Sikhs observe founder’s birthday

Three-day ritual among holiest times
Post-Gazette, Nov. 23, 2002
By Ervin Dyer, Post-Gazette Staff Writer

Jotinder Patheja, a physician, had been reciting aloud from the Sikh holy book, Guru Granth Sahib, for more than an hour, her words nearly drowned out by a traditional Sikh wedding in an adjacent room.

But she continued, taking an early turn yesterday in a three-day ritual at the Tri-State Sikh Cultural Society in Monroeville honoring the founder of the Sikh religion.

Before the readings are over at 10 a.m. tomorrow, more than 30 people, will have recited the messages put forth by Sikh Guru Nanak Dev Ji, born in 1469 to a Hindu family.
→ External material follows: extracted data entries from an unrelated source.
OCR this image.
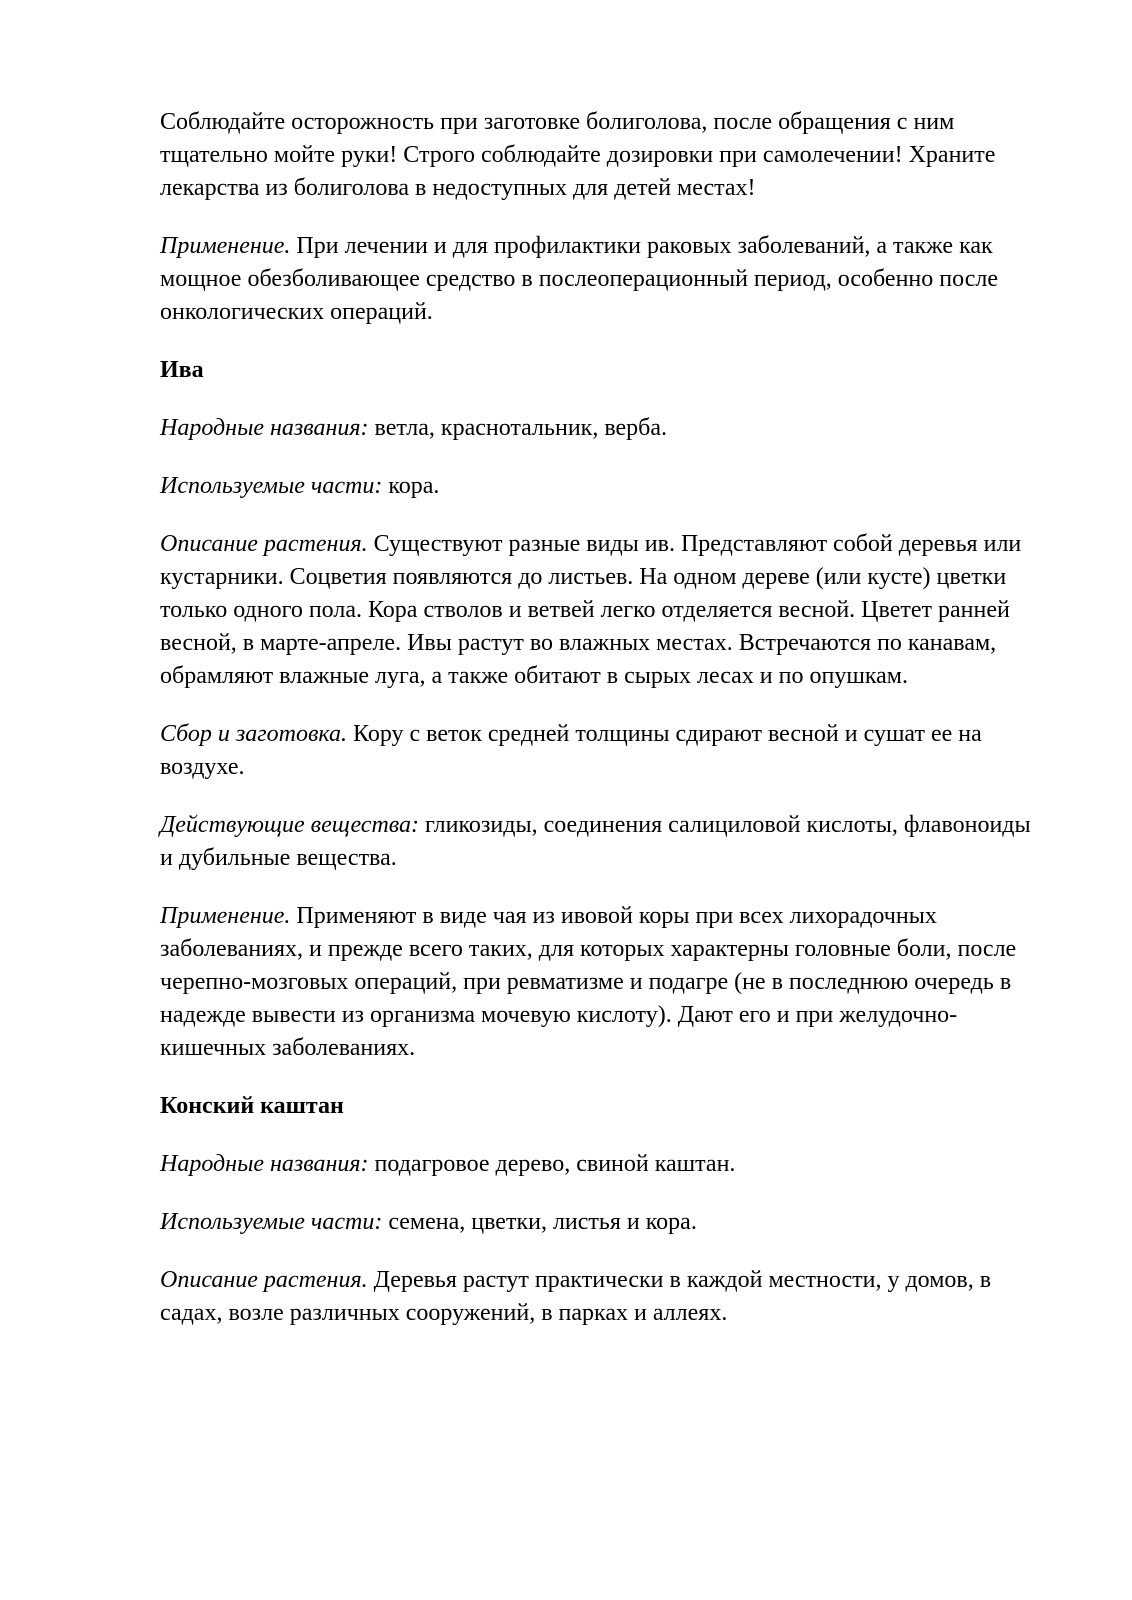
Соблюдайте осторожность при заготовке болиголова, после обращения с ним тщательно мойте руки! Строго соблюдайте дозировки при самолечении! Храните лекарства из болиголова в недоступных для детей местах!

Применение. При лечении и для профилактики раковых заболеваний, а также как мощное обезболивающее средство в послеоперационный период, особенно после онкологических операций.

Ива

Народные названия: ветла, краснотальник, верба.

Используемые части: кора.

Описание растения. Существуют разные виды ив. Представляют собой деревья или кустарники. Соцветия появляются до листьев. На одном дереве (или кусте) цветки только одного пола. Кора стволов и ветвей легко отделяется весной. Цветет ранней весной, в марте-апреле. Ивы растут во влажных местах. Встречаются по канавам, обрамляют влажные луга, а также обитают в сырых лесах и по опушкам.

Сбор и заготовка. Кору с веток средней толщины сдирают весной и сушат ее на воздухе.

Действующие вещества: гликозиды, соединения салициловой кислоты, флавоноиды и дубильные вещества.

Применение. Применяют в виде чая из ивовой коры при всех лихорадочных заболеваниях, и прежде всего таких, для которых характерны головные боли, после черепно-мозговых операций, при ревматизме и подагре (не в последнюю очередь в надежде вывести из организма мочевую кислоту). Дают его и при желудочно-кишечных заболеваниях.

Конский каштан

Народные названия: подагровое дерево, свиной каштан.

Используемые части: семена, цветки, листья и кора.

Описание растения. Деревья растут практически в каждой местности, у домов, в садах, возле различных сооружений, в парках и аллеях.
In Pittsburgh, and around the globe, in addition to the recitations, the three-day celebration features hymns, a worship service and a langar, a meal that symbolizes unity among all people.

Throughout the world, about 30 million people follow Sikhism — about 14 million of them in the northern state of Punjab in India. There are about 100 Sikh families in Pittsburgh.

Though low-key and pensive, the guru’s birthday observance is one of the holiest of times for Sikhs.

“It’s like our Christmas,” said Charanjit Singh, who makes his home in Oakland and has been living here for 17 years.

For the annual celebration, lights are strung, children are given gifts and it is a time of visiting. Prayers are said in the morning and evening.

The readings and worship take place at the Sikh temple, where entering worshippers must remove their shoes and heads are covered as a sign of respect. Sikh men wear their hair long; cutting it and shaving are taboo.

In a small side room, the holy book sits on a raised platform. In front, money is strewn about, a symbol of an offering to God’s house. The book rests on a brightly colored fabric and flowers perfume the room.

Worshippers sit on the floor as a sign of humility as they listen to the scheduled reader. A back-up reader sits to the right of holy book, ready to step in case something happens to the scheduled reader.

Guru Nanak Dev Ji spoke out against India’s caste system. Once jailed for his beliefs, he preached that all people were worthy of respect, no matter their station in life. He also believed in one God. Because there are so few Sikhs in the area, Singh said, many people don’t understand their religion. And people often confuse Sikhs and Arabs, which led to harassment of Sikhs during the aftermath of Sept. 11.

The day is important, said Singh, because Guru Nanak Dev Ji taught Sikhs what is right and wrong.

“Because of him we give more importance to the soul than to the body. This focuses us on taking care of the soul and remembering God all the time.”